Le moins que l’on puisse dire, c’est que le gouvernement n’économise pas ses efforts de communication. La sobriété faisait fuir, elle se conjugue désormais à toutes les sauces jusque dans le dress code gouvernemental. Doudoune ou col roulé, ça rivalise de sobriété. Le Dossier de presse servi par Matignon pour accompagner le prêche d’Elisabeth Borne sur le sujet offre un autre bel exemple de sobriété. Sortez les bières et les sandwichs, 50 pages à potasser.

Argh, on hésite un peu à l’imprimer, mais comme il y a écrit « Chaque geste compte » sur la couv’, on va s’abstenir. On ne sait jamais, on reste dans la sensibilisation et l’incitation à la sobriété, mais bon, on se dit que ça pourrait bien prendre le même chemin que la rénovation énergétique : d’abord on a sensibilisé, puis on a incité à coups de primes, et enfin, maintenant on commence à obliger. Du coup, même si Agnès Pannier-Runacher (ministre de la Transition écologique) a promis-juré-craché qu’il n’y aurait pas de police des températures, mieux vaut se convertir à cette sacro-sainte sobriété et tout de suite revêtir de bonnes habitudes.

50 pages donc. Bizarrement, la sobriété pousse à la prolixité : 62 fois le mot « sobriété » (on a compté), ce n’est plus un credo, c’est une vraie profession de foi. On vous la fait court, en gros, faut consommer moins, sinon on risque d’être privé d’énergie cet hiver et en plus, ce sera beaucoup mieux pour la planète. Et consommer moins, c’est d’abord baisser son chauffage à 19°C (voire même 18°C maintenant en cas de pic).
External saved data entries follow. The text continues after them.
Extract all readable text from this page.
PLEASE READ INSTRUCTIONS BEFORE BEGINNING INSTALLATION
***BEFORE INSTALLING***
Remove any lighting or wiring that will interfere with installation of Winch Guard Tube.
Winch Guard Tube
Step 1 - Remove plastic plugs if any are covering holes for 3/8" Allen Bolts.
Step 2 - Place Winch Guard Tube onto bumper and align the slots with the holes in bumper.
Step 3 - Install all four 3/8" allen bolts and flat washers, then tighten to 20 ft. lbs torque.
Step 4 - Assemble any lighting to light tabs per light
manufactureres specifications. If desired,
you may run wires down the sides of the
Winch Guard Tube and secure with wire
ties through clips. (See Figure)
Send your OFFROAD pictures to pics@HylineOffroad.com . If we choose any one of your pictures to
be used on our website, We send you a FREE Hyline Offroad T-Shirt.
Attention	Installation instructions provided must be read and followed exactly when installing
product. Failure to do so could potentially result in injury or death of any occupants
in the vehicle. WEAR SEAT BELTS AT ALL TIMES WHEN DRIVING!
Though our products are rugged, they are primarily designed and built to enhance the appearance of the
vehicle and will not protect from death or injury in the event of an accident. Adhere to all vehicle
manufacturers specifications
Au passage, on soulignera que ça fait plus de trente ans que l’Ademe s’égosille pour promouvoir la juste température à la maison ou au bureau (19°C on le rappelle), qu’un degré en moins représente 7% d’économie sur sa facture, deux degrés en moins près de 15%, etc. Etc. 

Trucs de grand-mère

Et c’est quoi les autres bonnes recettes de la sobriété ? Retour au dossier de presse. Se chauffer moins (ok, on a compris), installer des thermostats chez soi, réduire sa consommation d’eau chaude, allumer les chauffages plus tard dans la saison, les éteindre plus tôt dans l’autre saison, ne pas couvrir ses radiateurs… Bref, je baisse, j’éteins, je décale, mais surtout, je chauffe moins. Ça peut sembler lourd, mais abaisser la température à 19°C (on le répète) dans tous les bâtiments représente quasiment autant d’économies d’énergie que tous les autres gisements du plan réunis.
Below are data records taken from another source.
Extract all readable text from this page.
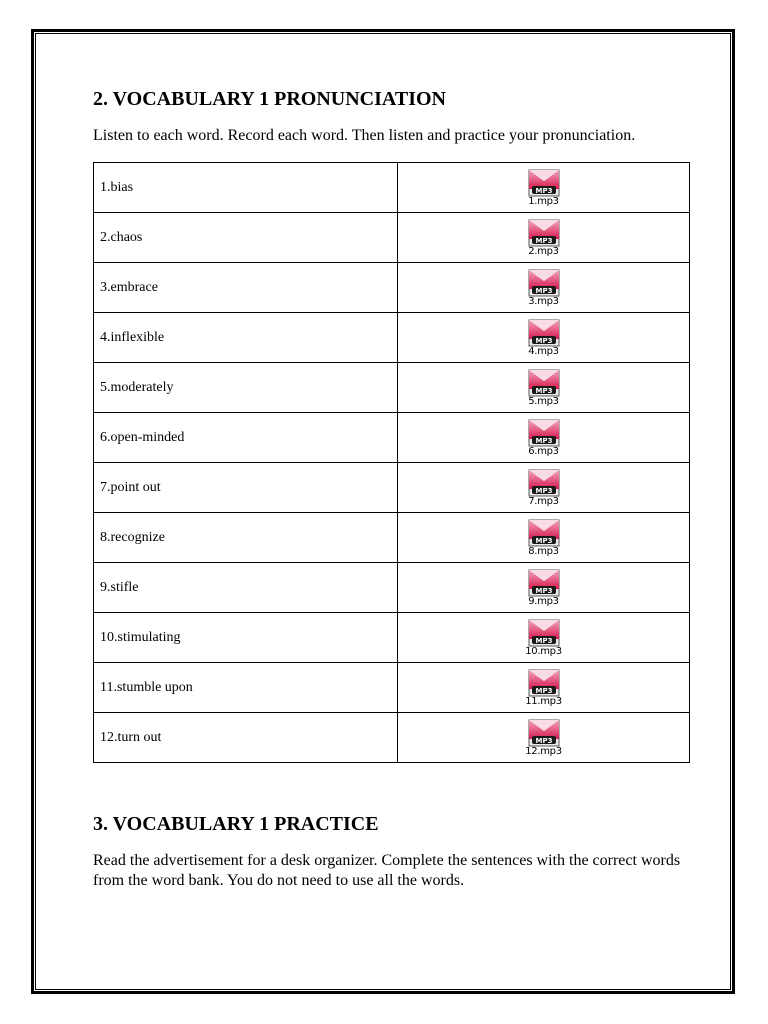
2. VOCABULARY 1 PRONUNCIATION

Listen to each word. Record each word. Then listen and practice your pronunciation.

1.bias	MP3
1.mp3

2.chaos	MP3
2.mp3

3.embrace	MP3
3.mp3

4.inflexible	MP3
4.mp3

5.moderately	MP3
5.mp3

6.open-minded	MP3
6.mp3

7.point out	MP3
7.mp3

8.recognize	MP3
8.mp3

9.stifle	MP3
9.mp3

10.stimulating	MP3
10.mp3

11.stumble upon	MP3
11.mp3

12.turn out	MP3
12.mp3
3. VOCABULARY 1 PRACTICE

Read the advertisement for a desk organizer. Complete the sentences with the correct words from the word bank. You do not need to use all the words.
Pour les transports, l’autre gros poste gourmand en énergie avec le bâtiment, on reste à peu près dans le même registre : favoriser les transports en commun, les circulations dites douces, le co-voiturage, privilégier le train à l’avion (surtout si vous avez l’habitude de voyager en jet privé)… Voilà pour les grandes lignes. Le Dossier de presse s’embarrasse de détails, éviter de circuler toute l’année avec son coffre de toit, rouler à 110 km/h au lieu de 130 km/h sur autoroute (ailleurs aussi, c’est mieux), ne pas forcer sur le champignon les premiers km parce que le moteur n’est pas chaud, surveiller la pression des pneus, etc. Bref, des économies de bouts de chandelle qui bout à bout sont censées rapporter gros si tout le monde joue le jeu.
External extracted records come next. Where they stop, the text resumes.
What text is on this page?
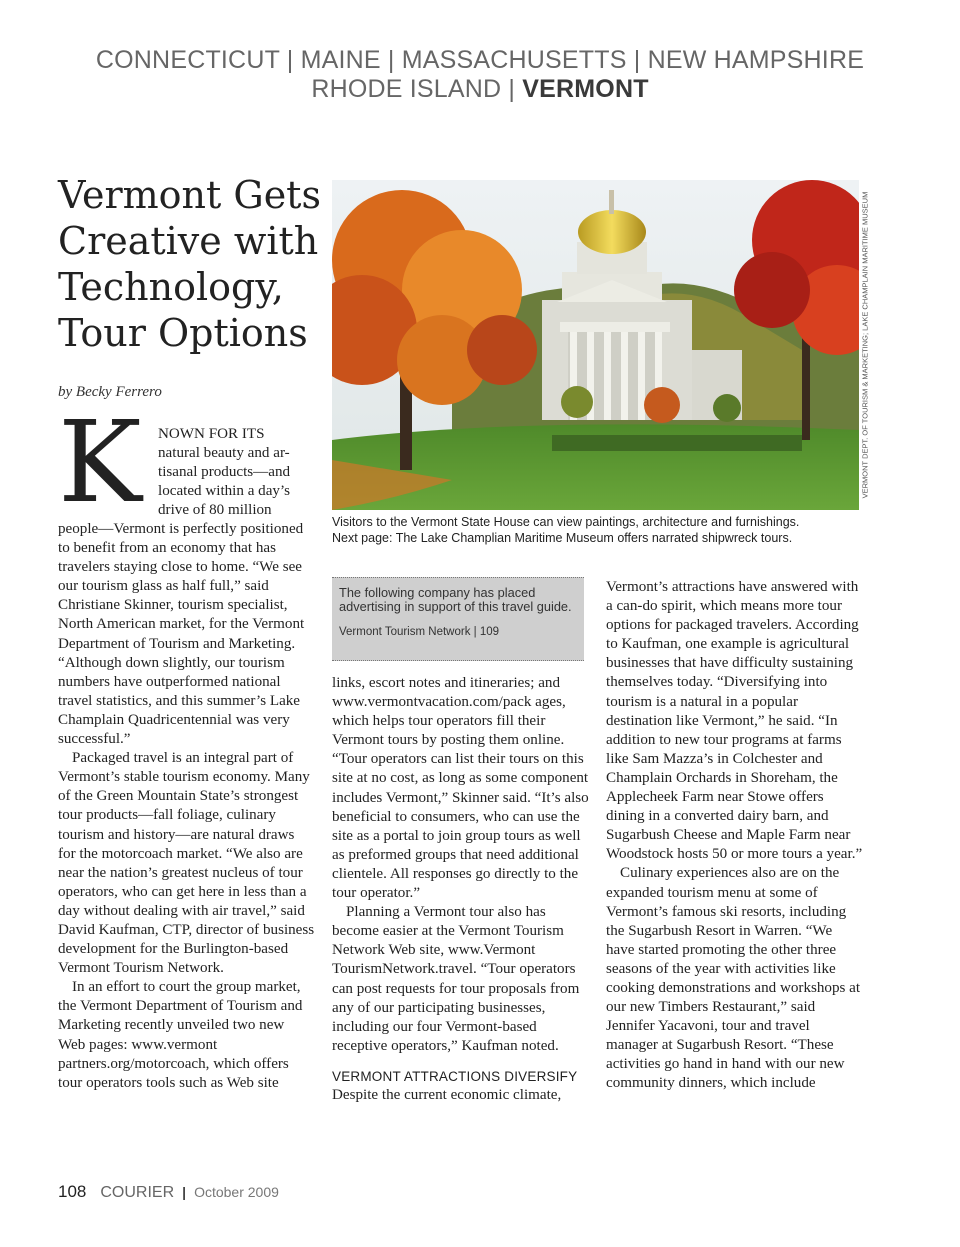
CONNECTICUT | MAINE | MASSACHUSETTS | NEW HAMPSHIRE
RHODE ISLAND | VERMONT
Vermont Gets Creative with Technology, Tour Options
by Becky Ferrero	VERMONT DEPT. OF TOURISM & MARKETING; LAKE CHAMPLAIN MARITIME MUSEUM
Visitors to the Vermont State House can view paintings, architecture and furnishings.
Next page: The Lake Champlian Maritime Museum offers narrated shipwreck tours.
K NOWN FOR ITS

natural beauty and ar-

tisanal products—and

located within a day’s

drive of 80 million

people—Vermont is perfectly positioned to benefit from an economy that has travelers staying close to home. “We see our tourism glass as half full,” said Christiane Skinner, tourism specialist, North American market, for the Vermont Department of Tourism and Marketing. “Although down slightly, our tourism numbers have outperformed national travel statistics, and this summer’s Lake Champlain Quadricentennial was very successful.”

Packaged travel is an integral part of Vermont’s stable tourism economy. Many of the Green Mountain State’s strongest tour products—fall foliage, culinary tourism and history—are natural draws for the motorcoach market. “We also are near the nation’s greatest nucleus of tour operators, who can get here in less than a day without dealing with air travel,” said David Kaufman, CTP, director of business development for the Burlington-based Vermont Tourism Network.

In an effort to court the group market, the Vermont Department of Tourism and Marketing recently unveiled two new Web pages: www.vermont partners.org/motorcoach, which offers tour operators tools such as Web site

The following company has placed advertising in support of this travel guide.

Vermont Tourism Network | 109

links, escort notes and itineraries; and www.vermontvacation.com/pack ages, which helps tour operators fill their Vermont tours by posting them online. “Tour operators can list their tours on this site at no cost, as long as some component includes Vermont,” Skinner said. “It’s also beneficial to consumers, who can use the site as a portal to join group tours as well as preformed groups that need additional clientele. All responses go directly to the tour operator.”

Planning a Vermont tour also has become easier at the Vermont Tourism Network Web site, www.Vermont TourismNetwork.travel. “Tour operators can post requests for tour proposals from any of our participating businesses, including our four Vermont-based receptive operators,” Kaufman noted.

VERMONT ATTRACTIONS DIVERSIFY

Despite the current economic climate,

Vermont’s attractions have answered with a can-do spirit, which means more tour options for packaged travelers. According to Kaufman, one example is agricultural businesses that have difficulty sustaining themselves today. “Diversifying into tourism is a natural in a popular destination like Vermont,” he said. “In addition to new tour programs at farms like Sam Mazza’s in Colchester and Champlain Orchards in Shoreham, the Applecheek Farm near Stowe offers dining in a converted dairy barn, and Sugarbush Cheese and Maple Farm near Woodstock hosts 50 or more tours a year.”

Culinary experiences also are on the expanded tourism menu at some of Vermont’s famous ski resorts, including the Sugarbush Resort in Warren. “We have started promoting the other three seasons of the year with activities like cooking demonstrations and workshops at our new Timbers Restaurant,” said Jennifer Yacavoni, tour and travel manager at Sugarbush Resort. “These activities go hand in hand with our new community dinners, which include

108 COURIER | October 2009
La raillerie est facile. C’est juste qu’on a un peu le sentiment que cette ribambelle de mesures gouvernementales ressemble souvent à un catalogue de trucs de grand-mère guidés par le bon sens. Et dans un climat ô combien anxiogène où il ne se passe plus une journée sans qu’un risque de pénurie ne soit évoqué, on imagine que tout le monde a déjà levé le pied sur sa consommation. C’est pavlovien, on veut tous sauver un peu de notre précieux pouvoir d’achat. Du coup, avec cette débauche de communication sur la sobriété, on enfonce un peu des portes ouvertes, ou dit autrement, on gaspille beaucoup d’énergie pour rien.